As president of the nonprofit Global Medical Foundation, Mohammed Siddiqui, a general surgeon from Jackson, has provided care to underprivileged and underserved people in a dozen nations on four continents.
Siddiqui recently led a medical mission to Beutajeran, Ethiopia, with 22 other volunteers, including three nurses from the Sacramento area.
Siddiqui, 64, was born in Bangalore, India, the son of a general practitioner. He earned his M.D. at Mysore Medical College, then completed his surgery residency at Chicago Medical School in 1983. In 2005 he and his family moved to Jackson, and in 2008 he joined the staff of Mercy Hospital in Folsom.
What inspired you to treat the world's neediest?
My father had this wonderful colleague, a gynecologist, and she asked me if I was going to serve my own people before I got to the U.S. So, fresh out of medical school, I became a country doctor in Karnataka, southwest India. I had humility thrust at my door. I saw real poverty. My patients were all laborers on coffee plantations. I vowed that if I ever had the opportunity to serve the poor, I would do it.
When did you start your missions, and what types of treatment does your team provide?
In 1993, I trained 14 surgeons in Bangalore to do laparoscopic gallbladder operations. I've pretty much gone on one or two missions a year, seldom more than two weeks at a time. As a solo practitioner, I have the luxury of going where I want. One or two of us go to scope out the location first to see if there's enough security, transportation, accommodations and local medical support. We require $25,000 to $30,000 per mission, mostly for medical supplies. We pay for our own airfare and hotels.
I do the same things I do in my practice here abdominal, thyroid, neck and breast surgery, some burns.
What happened in Ethiopia?
We were 8,000 feet above sea level, 2 1/2 hours north of the capital, Addis Ababa. We operated on 96 patients from age 6 to 75 with gallbladder problems, hernias and breast cancer. We had small children with burnt hands, feet and necks because all cooking, washing and heat comes from the central fireplace and children are particularly vulnerable to burns.
We treated girls with complications from getting married at 10 or 11 and having babies by the time they were 12 or 13.
A gentleman in his 50s with a distended abdomen was dehydrated from vomiting so much. There are no X-rays, no labs done, so we made a purely clinical diagnosis. I made an incision looking for a bowel obstruction. There was none, but when I opened him up he had a gigantic, gangrenous gallbladder. As soon as we took that out, he started to become better. When we left he was eating, which was pretty amazing.
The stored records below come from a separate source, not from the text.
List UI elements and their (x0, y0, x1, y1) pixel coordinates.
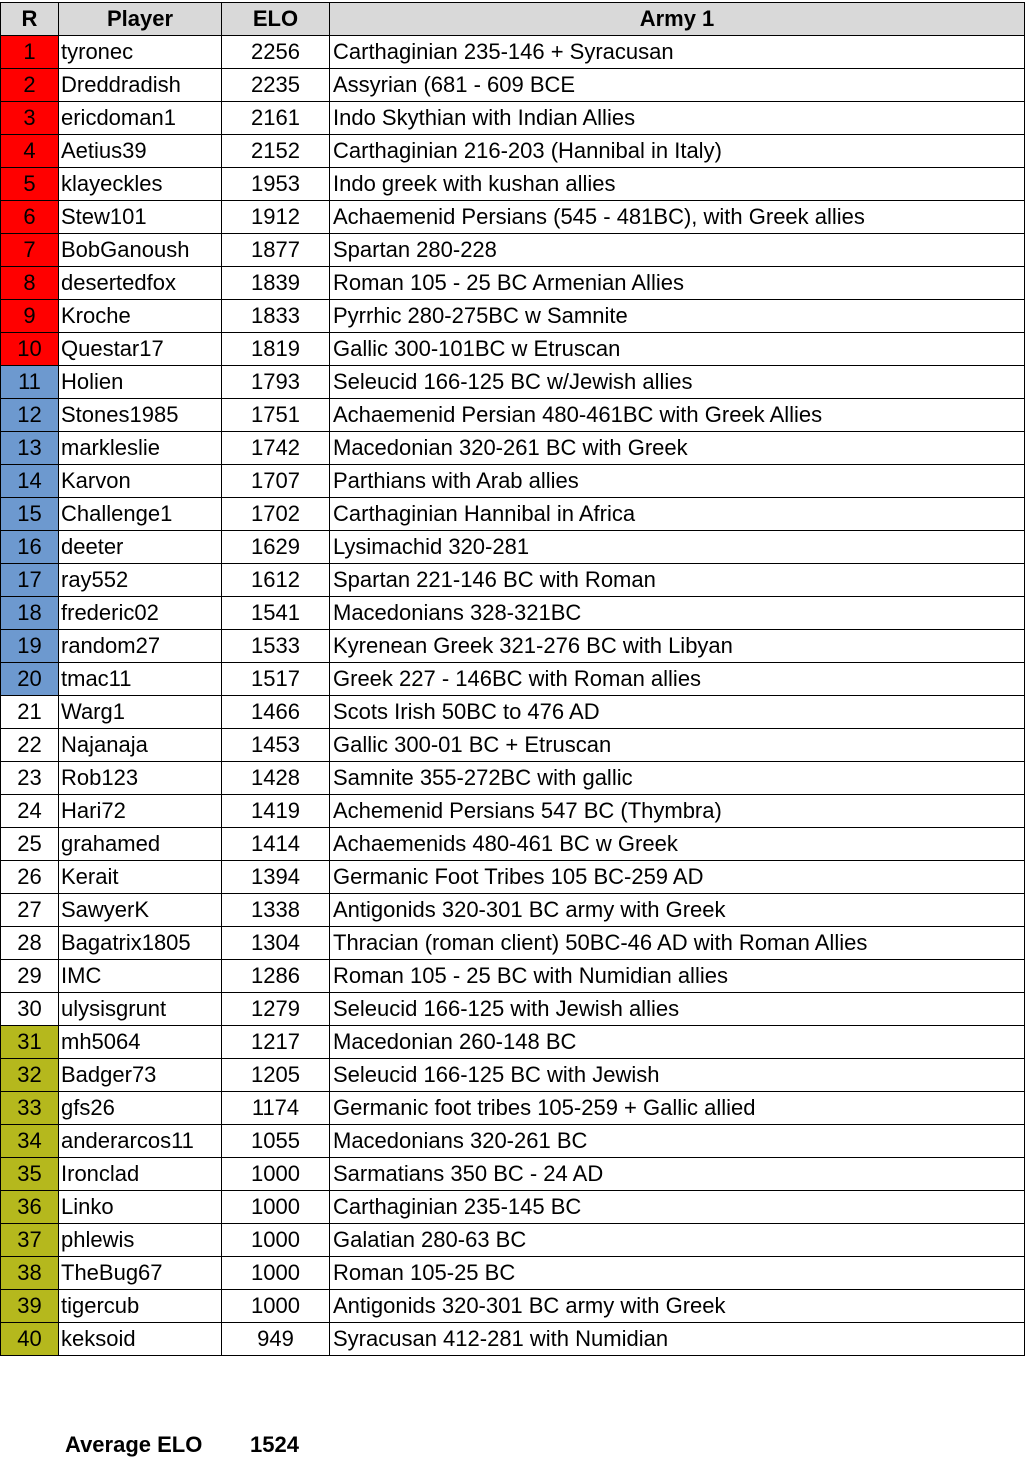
player-cell: grahamed (59, 828, 222, 861)
army-cell: Carthaginian 235-146 + Syracusan (330, 36, 1025, 69)
army-cell: Achaemenid Persian 480-461BC with Greek Allies (330, 399, 1025, 432)
elo-cell: 1286 (222, 960, 330, 993)
player-cell: phlewis (59, 1224, 222, 1257)
elo-cell: 1000 (222, 1191, 330, 1224)
player-cell: klayeckles (59, 168, 222, 201)
table-row (1, 432, 1025, 465)
elo-cell: 1742 (222, 432, 330, 465)
table-row (1, 960, 1025, 993)
table-row (1, 234, 1025, 267)
rank-cell: 15 (1, 498, 59, 531)
army-cell: Seleucid 166-125 BC w/Jewish allies (330, 366, 1025, 399)
elo-cell: 1839 (222, 267, 330, 300)
elo-cell: 1000 (222, 1257, 330, 1290)
rank-cell: 26 (1, 861, 59, 894)
elo-cell: 1702 (222, 498, 330, 531)
table-row (1, 1257, 1025, 1290)
table-body (1, 36, 1025, 1356)
army-cell: Sarmatians 350 BC - 24 AD (330, 1158, 1025, 1191)
elo-cell: 1428 (222, 762, 330, 795)
header-row (1, 3, 1025, 36)
player-cell: Dreddradish (59, 69, 222, 102)
table-row (1, 696, 1025, 729)
army-cell: Scots Irish 50BC to 476 AD (330, 696, 1025, 729)
rank-cell: 36 (1, 1191, 59, 1224)
elo-cell: 2161 (222, 102, 330, 135)
ranking-table (0, 2, 1025, 1356)
rank-cell: 19 (1, 630, 59, 663)
rank-cell: 8 (1, 267, 59, 300)
player-cell: ulysisgrunt (59, 993, 222, 1026)
player-cell: Kroche (59, 300, 222, 333)
army-cell: Achaemenid Persians (545 - 481BC), with Greek allies (330, 201, 1025, 234)
army-cell: Macedonians 320-261 BC (330, 1125, 1025, 1158)
rank-cell: 9 (1, 300, 59, 333)
player-cell: Stew101 (59, 201, 222, 234)
army-cell: Parthians with Arab allies (330, 465, 1025, 498)
elo-cell: 1000 (222, 1290, 330, 1323)
rank-cell: 25 (1, 828, 59, 861)
elo-cell: 1877 (222, 234, 330, 267)
army-header: Army 1 (330, 3, 1025, 36)
elo-cell: 1707 (222, 465, 330, 498)
player-cell: Najanaja (59, 729, 222, 762)
player-cell: tmac11 (59, 663, 222, 696)
player-cell: tigercub (59, 1290, 222, 1323)
player-cell: Aetius39 (59, 135, 222, 168)
elo-cell: 1055 (222, 1125, 330, 1158)
table-row (1, 1092, 1025, 1125)
table-row (1, 168, 1025, 201)
player-cell: Challenge1 (59, 498, 222, 531)
rank-cell: 13 (1, 432, 59, 465)
player-cell: Linko (59, 1191, 222, 1224)
rank-cell: 17 (1, 564, 59, 597)
player-cell: Bagatrix1805 (59, 927, 222, 960)
table-row (1, 894, 1025, 927)
table-row (1, 993, 1025, 1026)
army-cell: Macedonian 320-261 BC with Greek (330, 432, 1025, 465)
elo-cell: 1833 (222, 300, 330, 333)
player-cell: deeter (59, 531, 222, 564)
table-row (1, 1158, 1025, 1191)
rank-cell: 39 (1, 1290, 59, 1323)
rank-cell: 22 (1, 729, 59, 762)
elo-cell: 1751 (222, 399, 330, 432)
player-cell: Stones1985 (59, 399, 222, 432)
player-cell: random27 (59, 630, 222, 663)
player-cell: Questar17 (59, 333, 222, 366)
rank-cell: 2 (1, 69, 59, 102)
elo-cell: 1612 (222, 564, 330, 597)
elo-cell: 1217 (222, 1026, 330, 1059)
table-row (1, 36, 1025, 69)
rank-cell: 27 (1, 894, 59, 927)
army-cell: Macedonian 260-148 BC (330, 1026, 1025, 1059)
table-row (1, 1323, 1025, 1356)
elo-cell: 2256 (222, 36, 330, 69)
army-cell: Lysimachid 320-281 (330, 531, 1025, 564)
elo-cell: 1205 (222, 1059, 330, 1092)
army-cell: Assyrian (681 - 609 BCE (330, 69, 1025, 102)
player-cell: tyronec (59, 36, 222, 69)
table-row (1, 927, 1025, 960)
rank-cell: 18 (1, 597, 59, 630)
army-cell: Carthaginian 216-203 (Hannibal in Italy) (330, 135, 1025, 168)
player-cell: Kerait (59, 861, 222, 894)
table-row (1, 795, 1025, 828)
table-row (1, 366, 1025, 399)
rank-cell: 5 (1, 168, 59, 201)
elo-cell: 1819 (222, 333, 330, 366)
rank-cell: 23 (1, 762, 59, 795)
elo-cell: 1453 (222, 729, 330, 762)
army-cell: Roman 105 - 25 BC Armenian Allies (330, 267, 1025, 300)
player-cell: IMC (59, 960, 222, 993)
table-row (1, 531, 1025, 564)
elo-cell: 1304 (222, 927, 330, 960)
army-cell: Thracian (roman client) 50BC-46 AD with Roman Allies (330, 927, 1025, 960)
army-cell: Indo greek with kushan allies (330, 168, 1025, 201)
army-cell: Syracusan 412-281 with Numidian (330, 1323, 1025, 1356)
elo-cell: 949 (222, 1323, 330, 1356)
army-cell: Carthaginian Hannibal in Africa (330, 498, 1025, 531)
player-cell: anderarcos11 (59, 1125, 222, 1158)
elo-cell: 1279 (222, 993, 330, 1026)
army-cell: Roman 105-25 BC (330, 1257, 1025, 1290)
elo-cell: 1912 (222, 201, 330, 234)
table-row (1, 333, 1025, 366)
army-cell: Pyrrhic 280-275BC w Samnite (330, 300, 1025, 333)
elo-cell: 1517 (222, 663, 330, 696)
rank-cell: 32 (1, 1059, 59, 1092)
rank-cell: 4 (1, 135, 59, 168)
rank-cell: 1 (1, 36, 59, 69)
rank-cell: 12 (1, 399, 59, 432)
table-row (1, 498, 1025, 531)
army-cell: Achemenid Persians 547 BC (Thymbra) (330, 795, 1025, 828)
elo-cell: 1793 (222, 366, 330, 399)
player-cell: SawyerK (59, 894, 222, 927)
army-cell: Macedonians 328-321BC (330, 597, 1025, 630)
rank-cell: 21 (1, 696, 59, 729)
elo-cell: 1174 (222, 1092, 330, 1125)
rank-cell: 34 (1, 1125, 59, 1158)
table-row (1, 1059, 1025, 1092)
army-cell: Seleucid 166-125 BC with Jewish (330, 1059, 1025, 1092)
table-row (1, 135, 1025, 168)
elo-cell: 1000 (222, 1224, 330, 1257)
table-row (1, 1125, 1025, 1158)
player-cell: Badger73 (59, 1059, 222, 1092)
elo-header: ELO (222, 3, 330, 36)
elo-cell: 1414 (222, 828, 330, 861)
player-cell: ericdoman1 (59, 102, 222, 135)
army-cell: Spartan 221-146 BC with Roman (330, 564, 1025, 597)
player-cell: Ironclad (59, 1158, 222, 1191)
elo-cell: 2152 (222, 135, 330, 168)
table-row (1, 201, 1025, 234)
rank-cell: 38 (1, 1257, 59, 1290)
table-row (1, 300, 1025, 333)
player-cell: markleslie (59, 432, 222, 465)
army-cell: Antigonids 320-301 BC army with Greek (330, 894, 1025, 927)
table-row (1, 663, 1025, 696)
elo-cell: 1953 (222, 168, 330, 201)
rank-cell: 7 (1, 234, 59, 267)
rank-cell: 16 (1, 531, 59, 564)
table-row (1, 564, 1025, 597)
table-row (1, 729, 1025, 762)
table-row (1, 1026, 1025, 1059)
rank-cell: 28 (1, 927, 59, 960)
rank-cell: 29 (1, 960, 59, 993)
elo-cell: 2235 (222, 69, 330, 102)
rank-cell: 33 (1, 1092, 59, 1125)
player-cell: ray552 (59, 564, 222, 597)
elo-cell: 1541 (222, 597, 330, 630)
elo-cell: 1394 (222, 861, 330, 894)
player-cell: Rob123 (59, 762, 222, 795)
table-row (1, 1224, 1025, 1257)
player-cell: mh5064 (59, 1026, 222, 1059)
player-cell: Karvon (59, 465, 222, 498)
army-cell: Gallic 300-01 BC + Etruscan (330, 729, 1025, 762)
table-row (1, 102, 1025, 135)
rank-cell: 40 (1, 1323, 59, 1356)
rank-cell: 37 (1, 1224, 59, 1257)
table-row (1, 828, 1025, 861)
player-cell: gfs26 (59, 1092, 222, 1125)
player-cell: Warg1 (59, 696, 222, 729)
rank-cell: 11 (1, 366, 59, 399)
player-cell: TheBug67 (59, 1257, 222, 1290)
table-row (1, 762, 1025, 795)
army-cell: Germanic foot tribes 105-259 + Gallic allied (330, 1092, 1025, 1125)
rank-cell: 35 (1, 1158, 59, 1191)
player-cell: Holien (59, 366, 222, 399)
rank-cell: 10 (1, 333, 59, 366)
table-row (1, 630, 1025, 663)
rank-cell: 3 (1, 102, 59, 135)
army-cell: Spartan 280-228 (330, 234, 1025, 267)
table-row (1, 597, 1025, 630)
army-cell: Achaemenids 480-461 BC w Greek (330, 828, 1025, 861)
rank-cell: 24 (1, 795, 59, 828)
player-cell: Hari72 (59, 795, 222, 828)
elo-cell: 1466 (222, 696, 330, 729)
table-row (1, 465, 1025, 498)
army-cell: Gallic 300-101BC w Etruscan (330, 333, 1025, 366)
elo-cell: 1000 (222, 1158, 330, 1191)
table-row (1, 861, 1025, 894)
player-cell: keksoid (59, 1323, 222, 1356)
player-cell: desertedfox (59, 267, 222, 300)
rank-cell: 14 (1, 465, 59, 498)
army-cell: Galatian 280-63 BC (330, 1224, 1025, 1257)
army-cell: Carthaginian 235-145 BC (330, 1191, 1025, 1224)
table-row (1, 267, 1025, 300)
elo-cell: 1533 (222, 630, 330, 663)
army-cell: Greek 227 - 146BC with Roman allies (330, 663, 1025, 696)
elo-cell: 1338 (222, 894, 330, 927)
table-row (1, 69, 1025, 102)
elo-cell: 1419 (222, 795, 330, 828)
average-elo-value: 1524 (250, 1432, 299, 1457)
table-row (1, 1191, 1025, 1224)
elo-cell: 1629 (222, 531, 330, 564)
rank-cell: 31 (1, 1026, 59, 1059)
rank-cell: 6 (1, 201, 59, 234)
player-cell: frederic02 (59, 597, 222, 630)
army-cell: Samnite 355-272BC with gallic (330, 762, 1025, 795)
army-cell: Roman 105 - 25 BC with Numidian allies (330, 960, 1025, 993)
player-header: Player (59, 3, 222, 36)
army-cell: Seleucid 166-125 with Jewish allies (330, 993, 1025, 1026)
army-cell: Indo Skythian with Indian Allies (330, 102, 1025, 135)
player-cell: BobGanoush (59, 234, 222, 267)
table-row (1, 1290, 1025, 1323)
army-cell: Antigonids 320-301 BC army with Greek (330, 1290, 1025, 1323)
rank-header: R (1, 3, 59, 36)
army-cell: Germanic Foot Tribes 105 BC-259 AD (330, 861, 1025, 894)
army-cell: Kyrenean Greek 321-276 BC with Libyan (330, 630, 1025, 663)
rank-cell: 30 (1, 993, 59, 1026)
average-elo-label: Average ELO (65, 1432, 203, 1457)
rank-cell: 20 (1, 663, 59, 696)
table-row (1, 399, 1025, 432)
We had a wonderful orthopedic surgeon who used stainless steel nails to hold fractured, misaligned bones in place. There were flies buzzing through the operating room.
What have these missions taught you?
We are all the same; it doesn't matter which country you are from. We are fundamentally no different, just some of us are more privileged than others. All of us have the desire to help other people, regardless of how much or how little we have, and the poorer the country, the more generous the people are. The truly poor will give you anything, the truly rich will not.
What's your advice to aspiring doctors?
A couple of lines from Rabindranath Tagore, a Nobel laureate poet from India: "I slept and dreamt that life was joy. I awoke and saw that life was service. I acted and behold service was joy."